The Kanyakla Study: Randomized controlled trial of a microclinic social network intervention for promoting engagement and retention in HIV care in rural western Kenya
Hickey, Matthew; Salmen, Charles (2021), The Kanyakla Study: Randomized controlled trial of a microclinic social network intervention for promoting engagement and retention in HIV care in rural western Kenya, Dryad, Dataset, https://doi.org/10.7272/Q60V8B19
Background: Existing social relationships are a potential source of “social capital” that can enhance support for sustained retention in HIV care. A previous pilot study of a social network-based ‘microclinic’ intervention, including group health education and facilitated HIV status disclosure, reduced disengagement from HIV care. We conducted a pragmatic randomized trial to evaluate microclinic effectiveness ("The Kanyakla Study").
Methods: In nine rural health facilities in western Kenya, we randomized HIV-positive adults with a recent missed clinic visit to either participation in a microclinic or usual care (NCT02474992). We collected visit data at all clinics where participants accessed care and evaluated intervention effect on disengagement from care (≥90-day absence from care after a missed visit) and the proportion of time patients were adherent to clinic visits (‘time-in-care’). We also evaluated changes in social support, HIV status disclosure, and HIV-associated stigma.
Results: Of 350 eligible patients, 304 (87%) enrolled, with 154 randomized to intervention and 150 to control. Over one year of follow-up, disengagement from care was similar in intervention and control (18% vs 17%, hazard ratio 1.03, 95% CI 0.61-1.75), as was time-in-care (risk difference -2.8%, 95% CI -10.0% to +4.5%). The intervention improved social support for attending clinic appointments (+0.4 units on 5-point scale, 95% CI 0.08-0.63), HIV status disclosure to close social supports (+0.3 persons, 95% CI 0.2-0.5), and reduced stigma (-0.3 units on 5-point scale, 95% CI -0.40 to -0.17).
Conclusions: The data from our pragmatic randomized trial in rural western Kenya are compatible with the null hypothesis of no difference in HIV care engagement between those who participated in a microclinic intervention and those who did not, despite improvements in proposed intervention mechanisms of action. However, some benefit or harm cannot be ruled out because the confidence intervals were wide. Results differ from a prior quasi-experimental pilot study, highlighting important implementation considerations when evaluating complex social interventions for HIV care.
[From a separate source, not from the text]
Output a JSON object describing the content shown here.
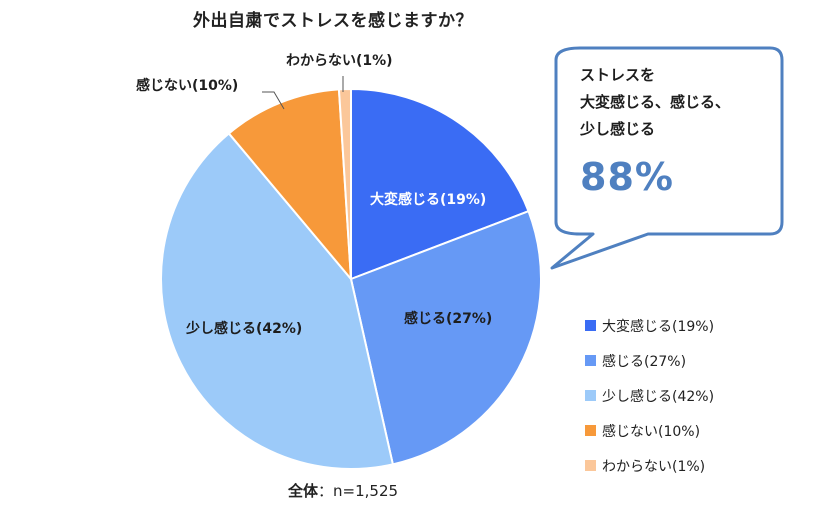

Clinical Trial Number: NCT02474992
This data was collected as part of a randomized controlled trial evaluating a social network intervention to promote engagement in HIV care. The protocol and other details about the study can be found in the referenced open-access publication.
See attached data dictionary for descriptions and value labels for the variables in the dataset. All participants completed a baseline survey - baseline survey values are missing if the participant declined to answer a particular question or set of questions. End of study survey values are missing if the participant was not able to be located for the end of study survey, or if the participant declined to answer a particular question or set of questions. See referenced open-access publication for further details.